Als je in het 3de jaar geen economie hebt gehad, dan kan je voor 15 juli in het Sint-Jozefinstituut een inhaalbundel vragen om tijdens de zomermaanden in te studeren. Er wordt eind augustus een test afgenomen.
Welke leerlingen kiezen voor deze studierichting?
Je kiest voor deze studierichting als je belangstelling hebt voor economie. Wellicht heb je dat al ondervonden toen je in het tweede leerjaar het vak socio-economische initiatie (SEI) of het vak handel volgde, maar dat is niet echt nodig.
Toekomstmogelijkheden
Na de tweede graad Economie liggen in de derde graad alle mogelijkheden open, vooral de richtingen met economie. De studierichtingen met klassieke talen zijn evenwel afgesloten.
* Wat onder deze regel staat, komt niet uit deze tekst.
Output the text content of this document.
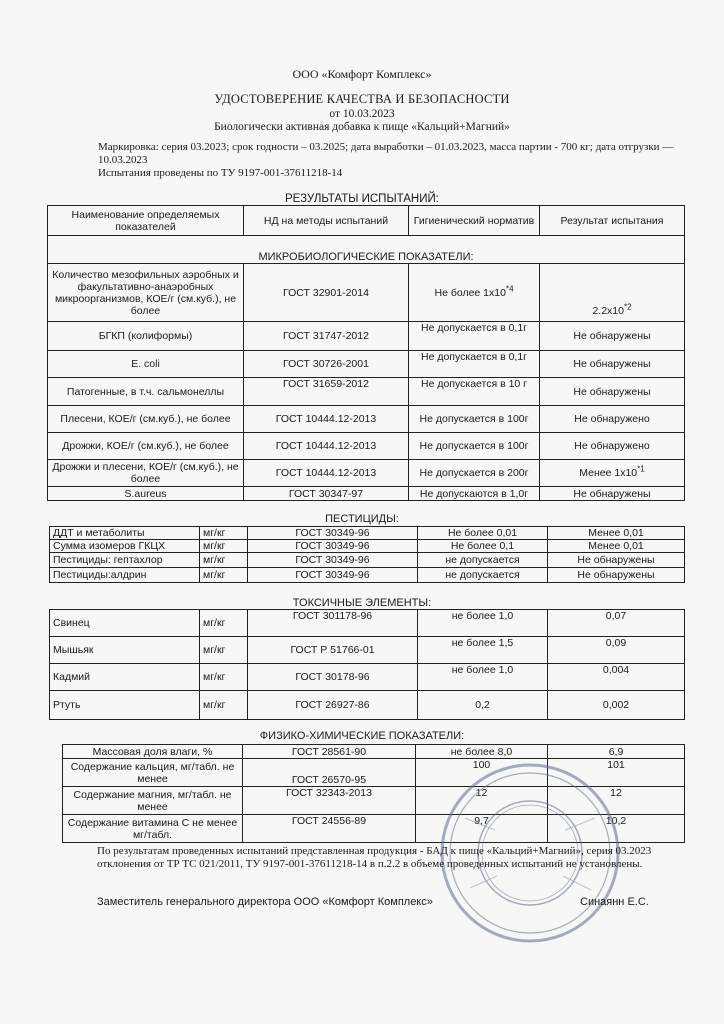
ООО «Комфорт Комплекс»
УДОСТОВЕРЕНИЕ КАЧЕСТВА И БЕЗОПАСНОСТИ
от 10.03.2023
Биологически активная добавка к пище «Кальций+Магний»
Маркировка: серия 03.2023; срок годности – 03.2025; дата выработки – 01.03.2023, масса партии - 700 кг; дата отгрузки — 10.03.2023
Испытания проведены по ТУ 9197-001-37611218-14
РЕЗУЛЬТАТЫ ИСПЫТАНИЙ:
Наименование определяемых показателей	НД на методы испытаний	Гигиенический норматив	Результат испытания
МИКРОБИОЛОГИЧЕСКИЕ ПОКАЗАТЕЛИ:			
Количество мезофильных аэробных и факультативно-анаэробных микроорганизмов, КОЕ/г (см.куб.), не более	ГОСТ 32901-2014	Не более 1х10$^{*4}$	2.2х10$^{*2}$
БГКП (колиформы)	ГОСТ 31747-2012	Не допускается в 0,1г	Не обнаружены
E. coli	ГОСТ 30726-2001	Не допускается в 0,1г	Не обнаружены
Патогенные, в т.ч. сальмонеллы	ГОСТ 31659-2012	Не допускается в 10 г	Не обнаружены
Плесени, КОЕ/г (см.куб.), не более	ГОСТ 10444.12-2013	Не допускается в 100г	Не обнаружено
Дрожжи, КОЕ/г (см.куб.), не более	ГОСТ 10444.12-2013	Не допускается в 100г	Не обнаружено
Дрожжи и плесени, КОЕ/г (см.куб.), не более	ГОСТ 10444.12-2013	Не допускается в 200г	Менее 1х10$^{*1}$
S.aureus	ГОСТ 30347-97	Не допускаются в 1,0г	Не обнаружены
ПЕСТИЦИДЫ:
ДДТ и метаболиты	мг/кг	ГОСТ 30349-96	Не более 0,01	Менее 0,01
Сумма изомеров ГКЦХ	мг/кг	ГОСТ 30349-96	Не более 0,1	Менее 0,01
Пестициды: гептахлор	мг/кг	ГОСТ 30349-96	не допускается	Не обнаружены
Пестициды:алдрин	мг/кг	ГОСТ 30349-96	не допускается	Не обнаружены
ТОКСИЧНЫЕ ЭЛЕМЕНТЫ:
Свинец	мг/кг	ГОСТ 301178-96	не более 1,0	0,07
Мышьяк	мг/кг	ГОСТ Р 51766-01	не более 1,5	0,09
Кадмий	мг/кг	ГОСТ 30178-96	не более 1,0	0,004
Ртуть	мг/кг	ГОСТ 26927-86	0,2	0,002
ФИЗИКО-ХИМИЧЕСКИЕ ПОКАЗАТЕЛИ:
Массовая доля влаги, %	ГОСТ 28561-90	не более 8,0	6,9
Содержание кальция, мг/табл. не менее	ГОСТ 26570-95	100	101
Содержание магния, мг/табл. не менее	ГОСТ 32343-2013	12	12
Содержание витамина С не менее мг/табл.	ГОСТ 24556-89	9,7	10,2
По результатам проведенных испытаний представленная продукция - БАД к пище «Кальций+Магний», серия 03.2023 отклонения от ТР ТС 021/2011, ТУ 9197-001-37611218-14 в п.2.2 в объеме проведенных испытаний не установлены.
Заместитель генерального директора ООО «Комфорт Комплекс»	Синаянн Е.С.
LESSENTABEL ECONOMIE | ||||
VAK | ECONOMIE (4 uren wiskunde) |
ECONOMIE (5 uren wiskunde) |
||
3de jaar | 4de jaar | 3de jaar | 4de jaar | |
Basisvorming en specifiek gedeelte | ||||
Aardrijkskunde | 1 | 1 | 1 | 1 |
Biologie | 1 | 1 | 1 | 1 |
Chemie | 1 | 1 | 1 | 1 |
Cultuurwetenschappen | – | – | – | – |
Economie | 4 | 4 | 4 | 4 |
Engels | 3 | 2 | 3 | 2 |
Frans * | 5 | 5 | 4 | 4 |
Fysica | 1 | 1 | 1 | 1 |
Gedragswetenschappen | – | – | – | – |
Geschiedenis | 2 | 2 | 2 | 2 |
Godsdienst | 2 | 2 | 2 | 2 |
Latijn | – | – | – | – |
Lichamelijke opvoeding | 2 | 2 | 2 | 2 |
Nederlands | 4 | 4 | 4 | 4 |
Wiskunde * | 4 | 4 | 5 | 5 |
Complementair gedeelte | ||||
Duits | – | 1 | – | 1 |
Informatica | 1 | 1 | 1 | 1 |
Muzikale opvoeding | – | 1 | – | 1 |
Seminarie artistieke opvoeding | 1 | – | 1 | – |
32 | 32 | 32 | 32 |
* In de studierichting economie kies je voor meer nadruk
op ofwel Wiskunde, ofwel Frans.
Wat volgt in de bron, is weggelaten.